En la medida en que los avances del neoliberalismo, no solamente económico sino también filosófico e ideológico, se dieron a lo largo de la última parte del siglo XX y principios del XXI, se agudizó la tendencia a pretender que los intereses y deseos individuales pudieran llegar a ser protegidos no solo en el sentido de derechos humanos que deben ser respetados por el Estado, sino también a que esas valoraciones individualistas debieran recibir una atención especial y un reconocimiento por parte de la sociedad en su conjunto, aun contra las convicciones éticas de carácter general expresadas en la legislación, que constituyen la moral social a la que se alude constitucionalmente como límite de algunos derechos, como ocurre en el caso de la libertad de expresión.

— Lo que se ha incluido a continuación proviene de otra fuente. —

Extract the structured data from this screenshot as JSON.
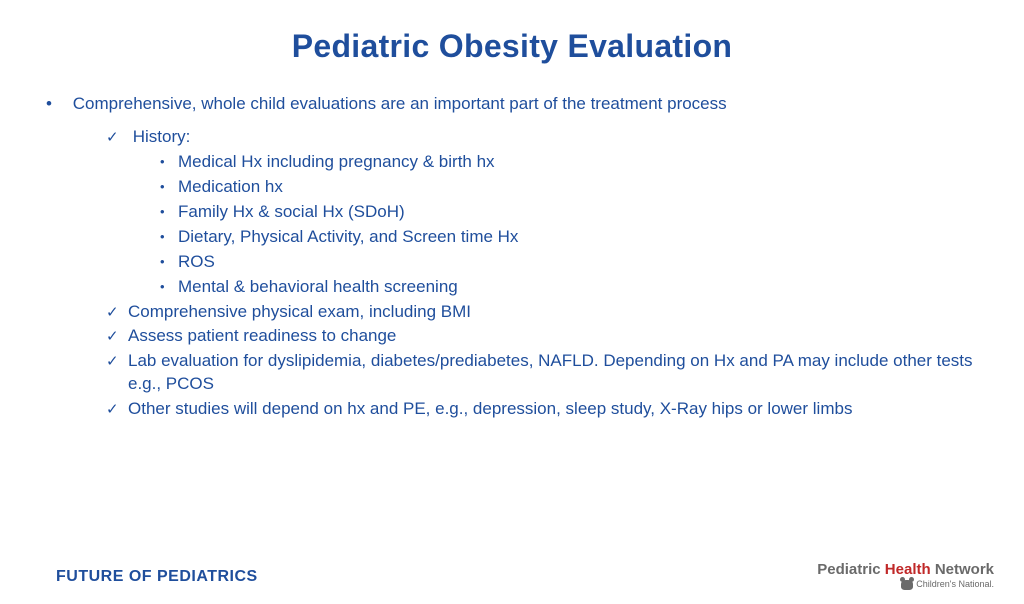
{
  "title": "Pediatric Obesity Evaluation",
  "colors": {
    "brand": "#1f4e9c",
    "accent_red": "#c02828",
    "grey": "#6a6a6a",
    "bg": "#ffffff"
  },
  "typography": {
    "title_fontsize": 32,
    "body_fontsize": 17,
    "footer_fontsize": 16
  },
  "bullets": {
    "lead": "Comprehensive, whole child evaluations are an important part of the treatment process",
    "items": [
      {
        "label": "History:",
        "children": [
          "Medical Hx including pregnancy & birth hx",
          "Medication hx",
          "Family Hx & social Hx (SDoH)",
          "Dietary, Physical Activity, and Screen time Hx",
          "ROS",
          "Mental & behavioral health screening"
        ]
      },
      {
        "label": "Comprehensive physical exam, including BMI"
      },
      {
        "label": "Assess patient readiness to change"
      },
      {
        "label": "Lab evaluation for dyslipidemia, diabetes/prediabetes, NAFLD. Depending on Hx and PA may include other tests e.g., PCOS"
      },
      {
        "label": "Other studies will depend on hx and PE, e.g., depression, sleep study, X-Ray hips or lower limbs"
      }
    ]
  },
  "footer": {
    "left": "FUTURE OF PEDIATRICS",
    "logo": {
      "w1": "Pediatric",
      "w2": "Health",
      "w3": "Network",
      "sub": "Children's National."
    }
  }
}
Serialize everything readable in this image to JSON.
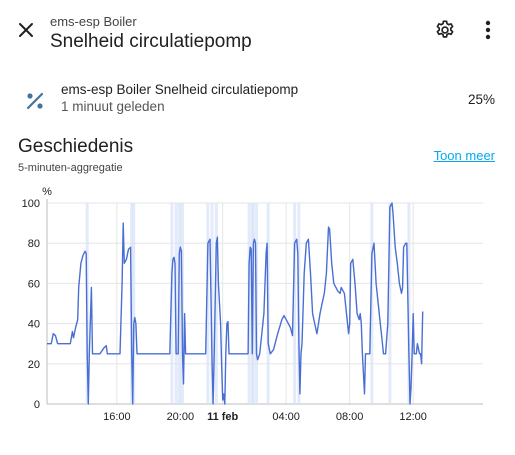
{
  "header": {
    "subtitle": "ems-esp Boiler",
    "title": "Snelheid circulatiepomp",
    "close_icon": "close-icon",
    "settings_icon": "gear-icon",
    "more_icon": "more-vertical-icon"
  },
  "entity": {
    "icon": "percent-icon",
    "name": "ems-esp Boiler Snelheid circulatiepomp",
    "last_changed": "1 minuut geleden",
    "value": "25%"
  },
  "history": {
    "title": "Geschiedenis",
    "subtitle": "5-minuten-aggregatie",
    "show_more": "Toon meer"
  },
  "colors": {
    "line": "#4a6fd4",
    "band": "#d7e3f8",
    "link": "#03a9f4",
    "grid": "#e6e6e6"
  },
  "chart_data": {
    "type": "line",
    "ylabel": "%",
    "ylim": [
      0,
      100
    ],
    "yticks": [
      0,
      20,
      40,
      60,
      80,
      100
    ],
    "xlim": [
      -8.3,
      12.3
    ],
    "xticks": [
      {
        "x": -5,
        "label": "16:00",
        "bold": false
      },
      {
        "x": -2,
        "label": "20:00",
        "bold": false
      },
      {
        "x": 0,
        "label": "11 feb",
        "bold": true
      },
      {
        "x": 3,
        "label": "04:00",
        "bold": false
      },
      {
        "x": 6,
        "label": "08:00",
        "bold": false
      },
      {
        "x": 9,
        "label": "12:00",
        "bold": false
      }
    ],
    "grid": true,
    "series": [
      {
        "values": [
          [
            -8.3,
            30
          ],
          [
            -8.1,
            30
          ],
          [
            -8.0,
            35
          ],
          [
            -7.9,
            34
          ],
          [
            -7.8,
            30
          ],
          [
            -7.6,
            30
          ],
          [
            -7.4,
            30
          ],
          [
            -7.2,
            30
          ],
          [
            -7.1,
            36
          ],
          [
            -7.05,
            33
          ],
          [
            -6.95,
            38
          ],
          [
            -6.85,
            42
          ],
          [
            -6.8,
            58
          ],
          [
            -6.7,
            70
          ],
          [
            -6.6,
            74
          ],
          [
            -6.5,
            76
          ],
          [
            -6.45,
            75
          ],
          [
            -6.4,
            25
          ],
          [
            -6.35,
            0
          ],
          [
            -6.3,
            25
          ],
          [
            -6.2,
            58
          ],
          [
            -6.15,
            25
          ],
          [
            -6.05,
            25
          ],
          [
            -5.8,
            25
          ],
          [
            -5.6,
            28
          ],
          [
            -5.5,
            29
          ],
          [
            -5.45,
            25
          ],
          [
            -5.2,
            25
          ],
          [
            -4.85,
            25
          ],
          [
            -4.75,
            60
          ],
          [
            -4.7,
            90
          ],
          [
            -4.65,
            70
          ],
          [
            -4.55,
            72
          ],
          [
            -4.45,
            77
          ],
          [
            -4.35,
            78
          ],
          [
            -4.3,
            25
          ],
          [
            -4.25,
            0
          ],
          [
            -4.2,
            40
          ],
          [
            -4.15,
            43
          ],
          [
            -4.1,
            40
          ],
          [
            -4.05,
            25
          ],
          [
            -3.8,
            25
          ],
          [
            -3.5,
            25
          ],
          [
            -3.0,
            25
          ],
          [
            -2.6,
            25
          ],
          [
            -2.5,
            25
          ],
          [
            -2.4,
            65
          ],
          [
            -2.35,
            72
          ],
          [
            -2.3,
            73
          ],
          [
            -2.25,
            70
          ],
          [
            -2.2,
            25
          ],
          [
            -2.15,
            25
          ],
          [
            -2.1,
            25
          ],
          [
            -2.05,
            75
          ],
          [
            -2.0,
            78
          ],
          [
            -1.95,
            76
          ],
          [
            -1.9,
            25
          ],
          [
            -1.85,
            10
          ],
          [
            -1.8,
            45
          ],
          [
            -1.75,
            25
          ],
          [
            -1.5,
            25
          ],
          [
            -1.2,
            25
          ],
          [
            -0.9,
            25
          ],
          [
            -0.8,
            25
          ],
          [
            -0.7,
            80
          ],
          [
            -0.6,
            82
          ],
          [
            -0.5,
            20
          ],
          [
            -0.45,
            0
          ],
          [
            -0.4,
            25
          ],
          [
            -0.3,
            80
          ],
          [
            -0.25,
            83
          ],
          [
            -0.2,
            60
          ],
          [
            -0.1,
            40
          ],
          [
            -0.05,
            20
          ],
          [
            0.0,
            2
          ],
          [
            0.05,
            5
          ],
          [
            0.1,
            0
          ],
          [
            0.15,
            25
          ],
          [
            0.2,
            40
          ],
          [
            0.25,
            41
          ],
          [
            0.3,
            25
          ],
          [
            0.5,
            25
          ],
          [
            0.8,
            25
          ],
          [
            1.0,
            25
          ],
          [
            1.2,
            25
          ],
          [
            1.25,
            70
          ],
          [
            1.3,
            78
          ],
          [
            1.35,
            77
          ],
          [
            1.4,
            25
          ],
          [
            1.45,
            80
          ],
          [
            1.5,
            82
          ],
          [
            1.55,
            80
          ],
          [
            1.6,
            25
          ],
          [
            1.65,
            22
          ],
          [
            1.75,
            25
          ],
          [
            1.85,
            35
          ],
          [
            1.95,
            45
          ],
          [
            2.05,
            75
          ],
          [
            2.1,
            80
          ],
          [
            2.15,
            30
          ],
          [
            2.25,
            25
          ],
          [
            2.4,
            27
          ],
          [
            2.6,
            35
          ],
          [
            2.8,
            42
          ],
          [
            2.9,
            44
          ],
          [
            3.0,
            42
          ],
          [
            3.1,
            40
          ],
          [
            3.2,
            38
          ],
          [
            3.3,
            34
          ],
          [
            3.4,
            80
          ],
          [
            3.5,
            82
          ],
          [
            3.55,
            75
          ],
          [
            3.6,
            30
          ],
          [
            3.65,
            5
          ],
          [
            3.7,
            25
          ],
          [
            3.75,
            30
          ],
          [
            3.85,
            65
          ],
          [
            3.95,
            80
          ],
          [
            4.05,
            82
          ],
          [
            4.15,
            65
          ],
          [
            4.25,
            45
          ],
          [
            4.35,
            40
          ],
          [
            4.45,
            35
          ],
          [
            4.5,
            38
          ],
          [
            4.6,
            45
          ],
          [
            4.7,
            50
          ],
          [
            4.8,
            55
          ],
          [
            4.9,
            65
          ],
          [
            5.0,
            88
          ],
          [
            5.05,
            87
          ],
          [
            5.15,
            70
          ],
          [
            5.25,
            60
          ],
          [
            5.35,
            58
          ],
          [
            5.45,
            56
          ],
          [
            5.55,
            55
          ],
          [
            5.6,
            58
          ],
          [
            5.65,
            57
          ],
          [
            5.75,
            55
          ],
          [
            5.85,
            45
          ],
          [
            5.95,
            35
          ],
          [
            6.0,
            40
          ],
          [
            6.05,
            70
          ],
          [
            6.15,
            72
          ],
          [
            6.25,
            60
          ],
          [
            6.35,
            45
          ],
          [
            6.45,
            42
          ],
          [
            6.5,
            45
          ],
          [
            6.55,
            40
          ],
          [
            6.6,
            25
          ],
          [
            6.7,
            5
          ],
          [
            6.75,
            25
          ],
          [
            6.85,
            25
          ],
          [
            6.95,
            25
          ],
          [
            7.05,
            75
          ],
          [
            7.15,
            80
          ],
          [
            7.25,
            60
          ],
          [
            7.35,
            50
          ],
          [
            7.45,
            40
          ],
          [
            7.5,
            35
          ],
          [
            7.6,
            25
          ],
          [
            7.7,
            25
          ],
          [
            7.8,
            40
          ],
          [
            7.9,
            98
          ],
          [
            8.0,
            100
          ],
          [
            8.05,
            95
          ],
          [
            8.15,
            78
          ],
          [
            8.25,
            70
          ],
          [
            8.35,
            60
          ],
          [
            8.45,
            55
          ],
          [
            8.5,
            58
          ],
          [
            8.55,
            78
          ],
          [
            8.65,
            80
          ],
          [
            8.7,
            80
          ],
          [
            8.8,
            25
          ],
          [
            8.85,
            0
          ],
          [
            8.9,
            8
          ],
          [
            8.95,
            25
          ],
          [
            9.0,
            45
          ],
          [
            9.05,
            25
          ],
          [
            9.15,
            25
          ],
          [
            9.2,
            30
          ],
          [
            9.3,
            25
          ],
          [
            9.35,
            25
          ],
          [
            9.4,
            20
          ],
          [
            9.45,
            46
          ]
        ]
      }
    ]
  }
}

En el fondo de esta divergencia se encuentra un choque entre la moral social que es de carácter colectivo y representa la costumbre generalizada, es decir, la apreciación mayoritaria en torno a ciertos valores que deben ser respetados por cada miembro de la sociedad, y la moral individual que son las convicciones específicas que cada persona tiene respecto a lo bueno y lo malo. La ley, como expresión de la voluntad general, refleja el contenido de la moral colectiva que rige sobre las disposiciones de derecho emitidas por el legislador.

Por supuesto, estas concepciones mayoritarias o generalizadas pueden entrar en colisión con las percepciones, los gustos, las valoraciones y los intereses individuales, pero se entiende que en una sociedad democrática estos quedan sujetos a la resolución colectiva, siempre y cuando ello no implique una limitación de los derechos reconocidos a cada persona, carente de motivo razonable a la luz de los criterios, también comunitariamente elaborados.

Al introducirse el concepto de libre desarrollo de la personalidad como una expresión de la moralidad individual sujeta a una protección, se abre un inevitable conflicto con las consideraciones sobre el bien y el mal que tiene la colectividad. Esta tensión, históricamente ha ido modificando las percepciones colectivas. De la aceptación moral de la esclavitud en la antigua Grecia se pasó a su absoluto rechazo en tiempos recientes. Esta evolución social modifica también las expresiones jurídicas recogidas en la ley.